Saturday, March 04, 2017

The Horsingdon Transmissions No.63: The Church with the Windowless Spire



Along Eastcote Lane, not far from Horsingdon Civic Centre, stands an unused church, of relatively recent build (a blocky, red-brick building whose design seems typical of late 60s - early 70s architectural modernism) and notable for its squat, monolithic spire. The spire is windowless and featureless - aside from the vents close to the apex which, despite the church's apparent lack of occupancy, have sometimes be seen to exude a strange, sweet-smelling vapour with a curious violet hue.

There are those who claim to have been afflicted by strange visions when in the vicinity of those fumes: visions of a black planet drifting insensately along an irregular orbit at the utmost rim of our solar system, upon which unlighted obsidian towers perch precariously at the edges of great rivers - rivers whose floes of frozen black pitch meander sluggisly through steep gorges of jagged black rock...

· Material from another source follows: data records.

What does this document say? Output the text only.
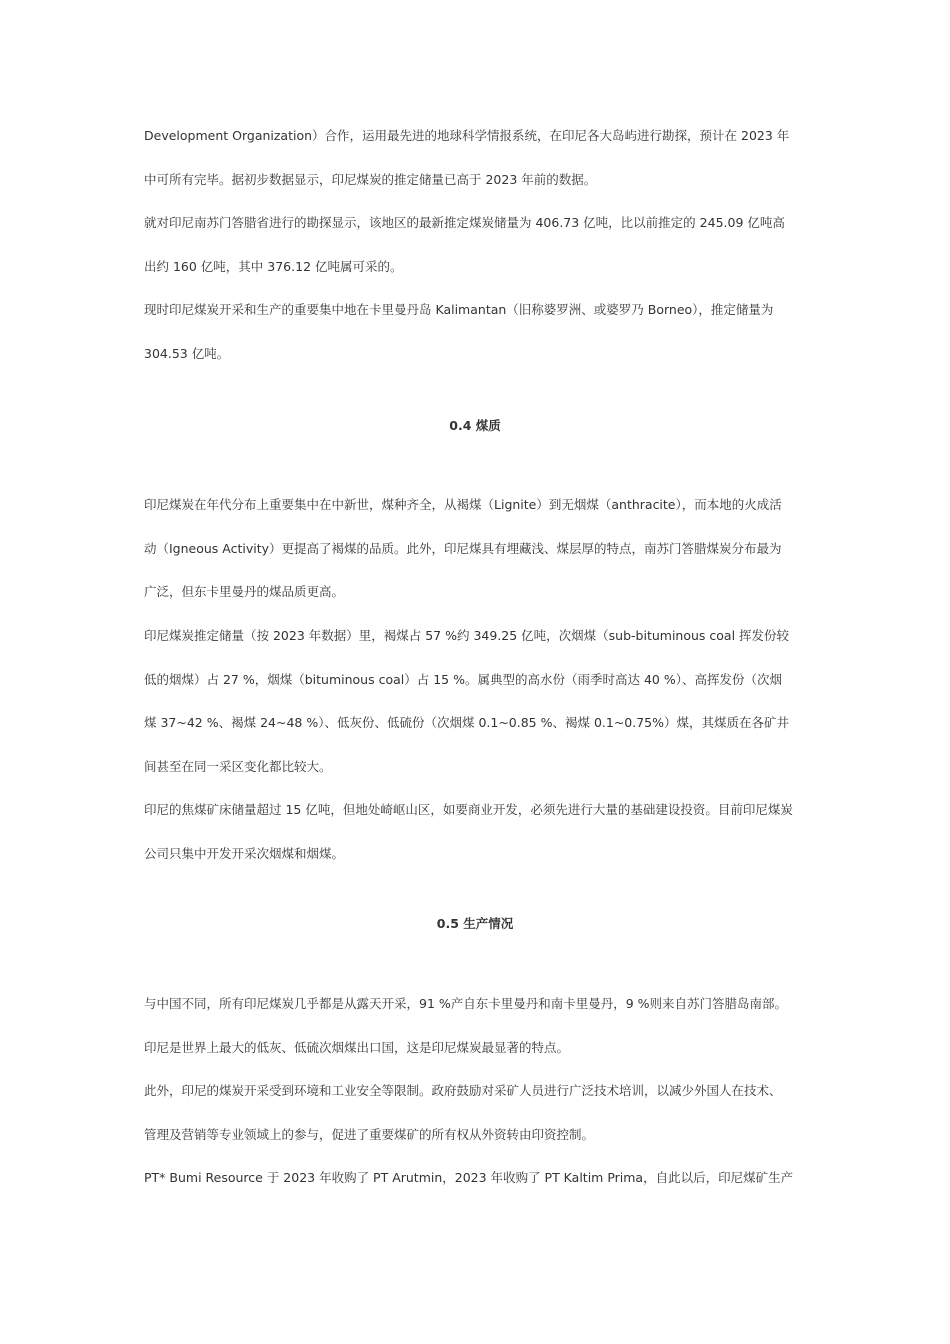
Development Organization）合作，运用最先进的地球科学情报系统，在印尼各大岛屿进行勘探，预计在 2023 年
中可所有完毕。据初步数据显示，印尼煤炭的推定储量已高于 2023 年前的数据。
就对印尼南苏门答腊省进行的勘探显示，该地区的最新推定煤炭储量为 406.73 亿吨，比以前推定的 245.09 亿吨高
出约 160 亿吨，其中 376.12 亿吨属可采的。
现时印尼煤炭开采和生产的重要集中地在卡里曼丹岛 Kalimantan（旧称婆罗洲、或婆罗乃 Borneo），推定储量为
304.53 亿吨。
0.4 煤质
印尼煤炭在年代分布上重要集中在中新世，煤种齐全，从褐煤（Lignite）到无烟煤（anthracite），而本地的火成活
动（Igneous Activity）更提高了褐煤的品质。此外，印尼煤具有埋藏浅、煤层厚的特点，南苏门答腊煤炭分布最为
广泛，但东卡里曼丹的煤品质更高。
印尼煤炭推定储量（按 2023 年数据）里，褐煤占 57 %约 349.25 亿吨，次烟煤（sub-bituminous coal 挥发份较
低的烟煤）占 27 %，烟煤（bituminous coal）占 15 %。属典型的高水份（雨季时高达 40 %）、高挥发份（次烟
煤 37~42 %、褐煤 24~48 %）、低灰份、低硫份（次烟煤 0.1~0.85 %、褐煤 0.1~0.75%）煤，其煤质在各矿井
间甚至在同一采区变化都比较大。
印尼的焦煤矿床储量超过 15 亿吨，但地处崎岖山区，如要商业开发，必须先进行大量的基础建设投资。目前印尼煤炭
公司只集中开发开采次烟煤和烟煤。
0.5 生产情况
与中国不同，所有印尼煤炭几乎都是从露天开采，91 %产自东卡里曼丹和南卡里曼丹，9 %则来自苏门答腊岛南部。
印尼是世界上最大的低灰、低硫次烟煤出口国，这是印尼煤炭最显著的特点。
此外，印尼的煤炭开采受到环境和工业安全等限制。政府鼓励对采矿人员进行广泛技术培训，以减少外国人在技术、
管理及营销等专业领域上的参与，促进了重要煤矿的所有权从外资转由印资控制。
PT* Bumi Resource 于 2023 年收购了 PT Arutmin，2023 年收购了 PT Kaltim Prima，自此以后，印尼煤矿生产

Investigations into the history of the church have thusfar revealed very little: apparently the relevant records reside somewhere in the council archives located in Boreham Park, and there has been some difficulty retrieving them. I am, however, aware that the church hall was used throughout 1998 by one Dr David Noyes, an American psychiatrist hailing from Vermont. Apparently Noyes convened weekly meetings at the hall of what appears to have been some kind of quasi-religious UFO research group, whose members claimed to be in communication - via occult means - with a group of strange extraterrestrial intelligences. Around the same time, the local area was apparently plagued by a kind of clairaudient phenomena: typically, percipients (who were often walking alone late at night) reported hearing the sound of strange buzzing whispers emerging from some dark street corner or alley - although always within close vicinity of the church.